Geothermal can’t wait a decade every time it wants to dig a hole. We need to let it run.
Geothermal’s True Renaissance: Flexible EGS, Closed Loop Systems vs Baseload
So far, we've explored the technological breakthroughs that position geothermal as a prime candidate for achieving true energy abundance. We've also examined the crucial policy and regulatory shifts required for geothermal to compete effectively with lower-cost renewables like solar and wind. But perhaps the most significant inflection point still lies ahead: the inevitable evolution of the U.S. energy mix and the rapidly changing dynamics of the electric grid. The result? Geothermal could soon go from overlooked to unstoppable, ushering in a true geothermal renaissance!
In our previous post on energy learning curves, we discussed how the marginal cost of electricity generation is expected to trend toward zero by 2030 due to the rapid expansion of renewable energy. As a result, utilities are increasingly adopting renewables, as it is in their best financial interest to purchase the cheapest electricity available.
States like California and Texas have already accelerated their renewable energy adoption, leading to dangerously low net load levels on the grid. The duck curve best illustrates this phenomenon, which shows the impact of midday energy oversupply. At peak solar generation, utilities are sometimes forced to pay other grid operators to absorb the excess electricity. Meanwhile, as the sun sets, energy ramp rates become even steeper, making grid management increasingly challenging as renewables scale.
Two types of power generation can help manage increasing grid variability: baseload and firm (dispatchable) power. Baseload power, like nuclear energy, runs continuously to meet the minimum energy demand on the grid. Firm power, like natural gas plants, can be dispatched on demand, providing flexibility without needing to operate 24/7 like baseload power.

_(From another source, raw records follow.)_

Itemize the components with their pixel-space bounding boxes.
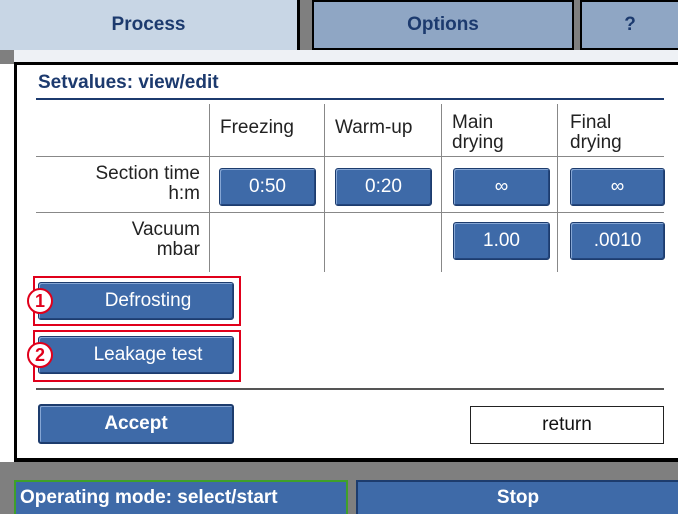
defrosting-label: Defrosting [104,290,192,311]
row-label-vacuum-line2: mbar [156,239,200,260]
column-header-main-drying-line2: drying [452,132,504,153]
vacuum-main-drying-button[interactable]: 1.00 [453,222,550,260]
grid-divider [324,104,325,272]
operating-mode-button[interactable]: Operating mode: select/start [14,480,348,514]
column-header-main-drying: Main drying [452,113,504,153]
callout-marker-2: 2 [27,342,53,368]
defrosting-button[interactable]: Defrosting [38,282,234,320]
title-underline [36,98,664,100]
tab-process[interactable]: Process [0,0,300,50]
dialog-separator [36,388,664,390]
vacuum-final-drying-button[interactable]: .0010 [570,222,665,260]
leakage-test-button[interactable]: Leakage test [38,336,234,374]
column-header-final-drying-line2: drying [570,132,622,153]
section-time-main-drying-button[interactable]: ∞ [453,168,550,206]
grid-divider [36,156,664,157]
callout-marker-1: 1 [27,288,53,314]
row-label-vacuum-line1: Vacuum [131,219,200,240]
grid-divider [209,104,210,272]
column-header-warmup: Warm-up [335,117,413,138]
return-button[interactable]: return [470,406,664,444]
grid-divider [441,104,442,272]
column-header-freezing: Freezing [220,117,294,138]
stop-button[interactable]: Stop [356,480,678,514]
row-label-section-time: Section time h:m [30,164,200,204]
column-header-main-drying-line1: Main [452,112,494,133]
section-time-final-drying-button[interactable]: ∞ [570,168,665,206]
accept-button[interactable]: Accept [38,404,234,444]
row-label-section-time-line2: h:m [168,183,200,204]
section-time-freezing-button[interactable]: 0:50 [219,168,316,206]
tab-help[interactable]: ? [580,0,678,50]
section-time-warmup-button[interactable]: 0:20 [335,168,432,206]
column-header-final-drying-line1: Final [570,112,612,133]
grid-divider [557,104,558,272]
tab-options[interactable]: Options [312,0,574,50]
dialog-title: Setvalues: view/edit [38,72,219,93]
row-label-section-time-line1: Section time [95,163,200,184]
leakage-test-label: Leakage test [93,344,203,365]
column-header-final-drying: Final drying [570,113,622,153]
grid-divider [36,212,664,213]
row-label-vacuum: Vacuum mbar [30,220,200,260]
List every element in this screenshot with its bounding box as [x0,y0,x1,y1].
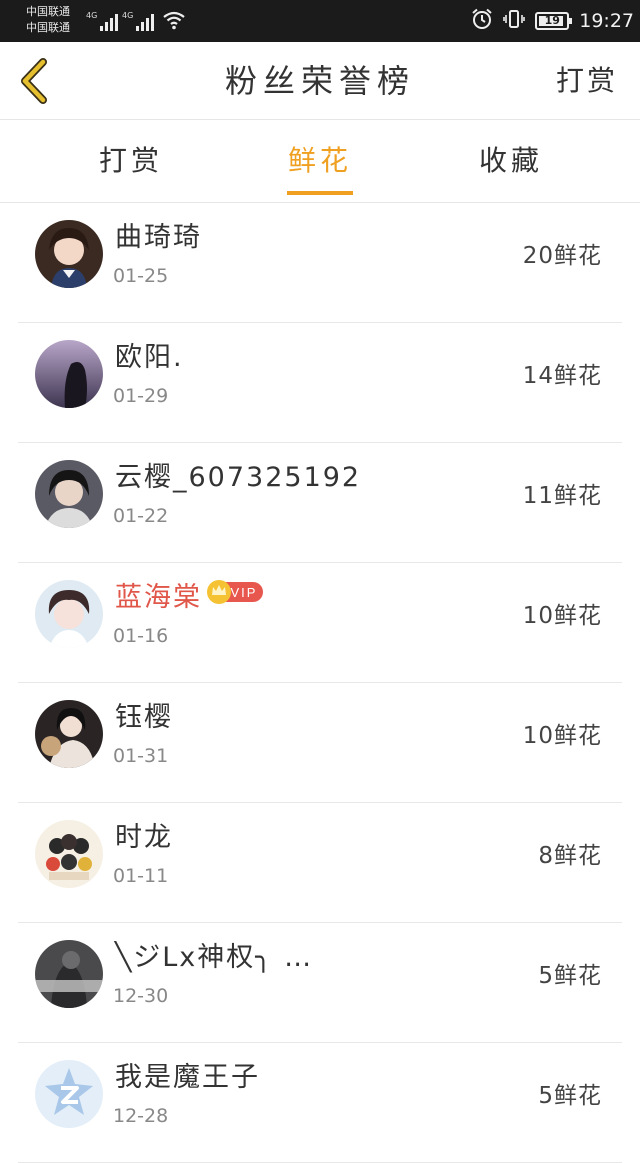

Geothermal energy is uniquely positioned to capitalize on the growing instability of the grid and the shortcomings of U.S. energy infrastructure. Achieving firm, dispatchable power is geothermal’s holy grail. Geothermal is one of the only energy sources in the world that can economically operate both as a baseload and a firm energy source. Nuclear energy isn’t cost-effective for dispatchable power, while hydropower, though dispatchable, is geographically constrained.
Hawaii’s Puna Geothermal Venture is currently the only commercial facility that has successfully demonstrated flexible geothermal operations, adjusting its output between 38 MW and 22 MW. However, startups like Fervo Energy and Eavor are also making strides in this space.
Fervo Energy successfully demonstrated its FervoFlex trial at the end of 2023, showcasing geothermal’s potential for flexible power generation. Eavor, meanwhile, is developing a closed-loop geothermal system called Eavor-Lite. This system circulates convection fluids in a sealed loop: cold fluids are injected, heated by conduction from hot rock formations, and returned to the surface to generate electricity. Unlike traditional geothermal, closed-loop systems don’t rely on permeability or a reservoir—only a sufficiently high underground temperature. However, this approach has a fundamental limitation: conduction-based heat transfer is constrained by the laws of physics, capping how much thermal energy the system can extract.